Ci troviamo nei giorni della merla, 29,30,31 gennaio secondo alcuni, 30, 31 gennaio e 1° febbraio secondo altri.
Questi giorni sono ritenuti i più freddi dell’anno e sono chiamati “della merla” da una leggenda che racconta di una merla che, per sfuggire il freddo intenso di questo periodo, cercò riparo con i suoi piccoli accanto al comignolo di un camino per stare al caldo. Quando, dopo tre giorni, uscì dal suo rifugio, le piume del corpo erano diventate grigie per la fuliggine.
Questo spiegherebbe perché i merli sono neri, lucenti e con il becco giallo e le merle sono grigie nelle piume e nel becco. In diverse zone d’Italia il racconto varia leggermente ma in tutti questi il grande freddo e la merla sono presenti.

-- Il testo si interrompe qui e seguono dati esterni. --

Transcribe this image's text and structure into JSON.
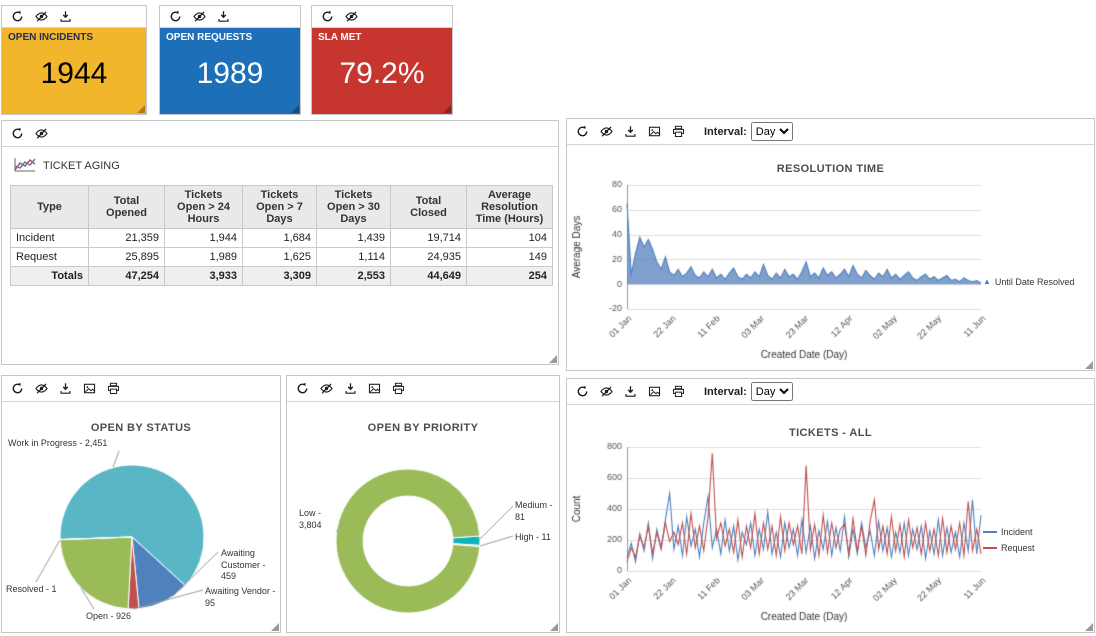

Inoltre, si dice, che se i giorni della merla sono freddi, la primavera sarà bella, se invece sono caldi, la primavera arriverà in ritardo.
Naturalmente, in tutto ciò non c’è niente di provato scientificamente, siamo solo di fronte ad una credenza popolare.
Le credenze popolari, basate su miti e leggende tramandate, spesso, oralmente, costituiscono un legame significativo tra i membri di una comunità, ne fissano le caratteristiche che diventano poi il modo di essere e di agire comune.
Le credenze popolari risalgono a tempi lontani quando accanto al pensiero logico – razionale, usato per risolvere problemi pratici, si sviluppò un modo più spontaneo e mistico di relazionarsi con gli altri nello stare insieme nel mondo. Le credenze, diventando tradizione, determinano le nostre posizioni e i nostri comportamenti.
Lévi Strauss, famoso antropologo, scrisse che “la tradizione costituisce quell’inconscio collettivo senza il quale l’opposizione tra me e gli altri non potrebbe essere superata e non si darebbe alcuna possibilità di comprensione”.
Le antiche credenze, le tradizioni consentono ad una generazione di passare all’altra un patrimonio culturale, quindi, raccontiamoci le antiche storie e facciamolo in questi giorni, accanto al camino acceso… cosa c’è di meglio?